Here is a quick look at NFC tags and the technology behind all of the touching and tapping we are asked to do these days.

NFC tags work with induced electromagnetic fields over a very short distance. Most tags are passive devices that contain an antenna and a microchip. The antenna is a coil that picks up a magnetic field at very short range. Now get this. The magnetic field not only provides communication. It also provides power to the microchip. Passive NFC tags can be built into anything, including credit cars and clothes.

By the way, near field communication does not actually require “tapping” or “touching”. Taps or touches are just a way to make sure the NFC tag gets close enough to establish communications with the reader. The distance required is around one inch. NFC tags are typically the size of a coin, although a lot thinner and flexible.

The amount of information that you can store in an NFC tag is quite small. Usually, a small amount of text, such as your identity information. Most frequently, these tags are used as “keys” to unlock other forms of communication or authorize transactions. Near field communication transfers data a low rates. These rates are typically a few hundred kilobytes per second. Data storage is in the range of 50 to 2000 bytes, although this is increasing to 32 Kb.

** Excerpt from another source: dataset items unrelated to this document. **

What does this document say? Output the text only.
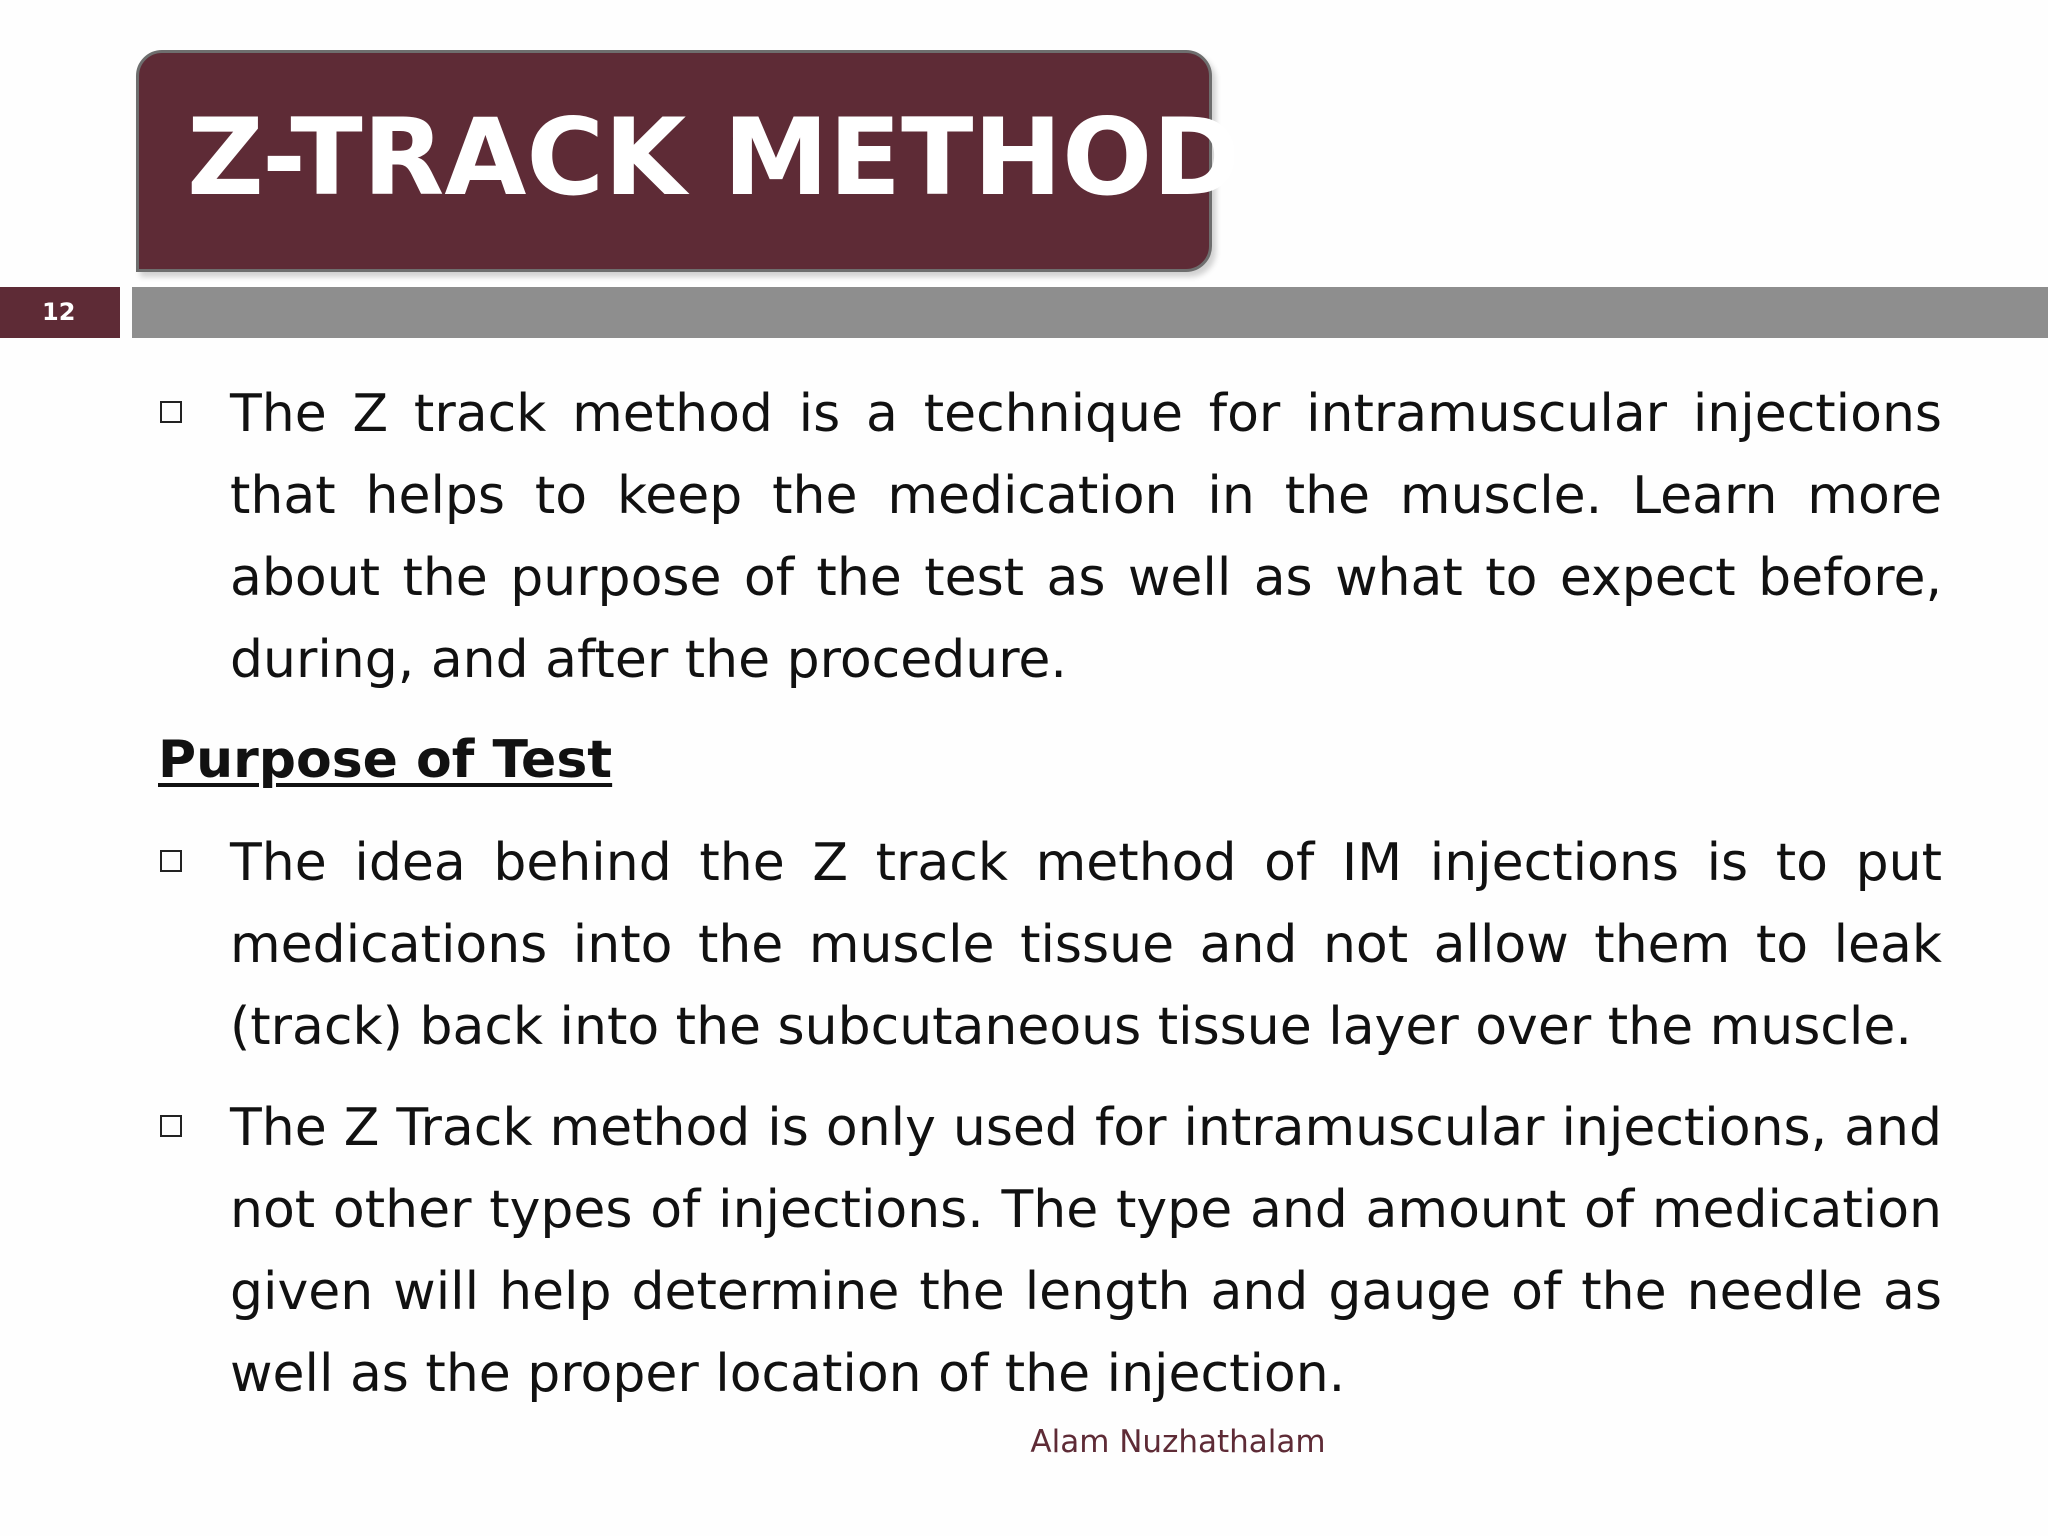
Z-TRACK METHOD
12
The Z track method is a technique for intramuscular injections that helps to keep the medication in the muscle. Learn more about the purpose of the test as well as what to expect before, during, and after the procedure.
Purpose of Test
The idea behind the Z track method of IM injections is to put medications into the muscle tissue and not allow them to leak (track) back into the subcutaneous tissue layer over the muscle.
The Z Track method is only used for intramuscular injections, and not other types of injections. The type and amount of medication given will help determine the length and gauge of the needle as well as the proper location of the injection.
Alam Nuzhathalam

If you are interested, you can read this detailed description of how NFC tags work.

NFC Tags – What can you do with them?

Quite a lot, actually. With NFC you can read a tag (small amount of data, slow communications) or exchange larger amounts of data faster between two NFC devices.

Here are some typical uses:

  • Simply touch your phone to promotional advertising and automatically transfer the information. Posters, signs and even magazine pages can be NFC enabled, replacing the QR code.
  • Touch your phone to the airport check-in kiosk to download your boarding pass.
  • Use your phone or NFC-enabled ID card as part of two-factor authentication.
  • Touch your phone to another NFC device to connect with it, or through it. You can now get routers with the “touch to connect” feature. Perhaps many IoT things will use NFC to connect to the cloud.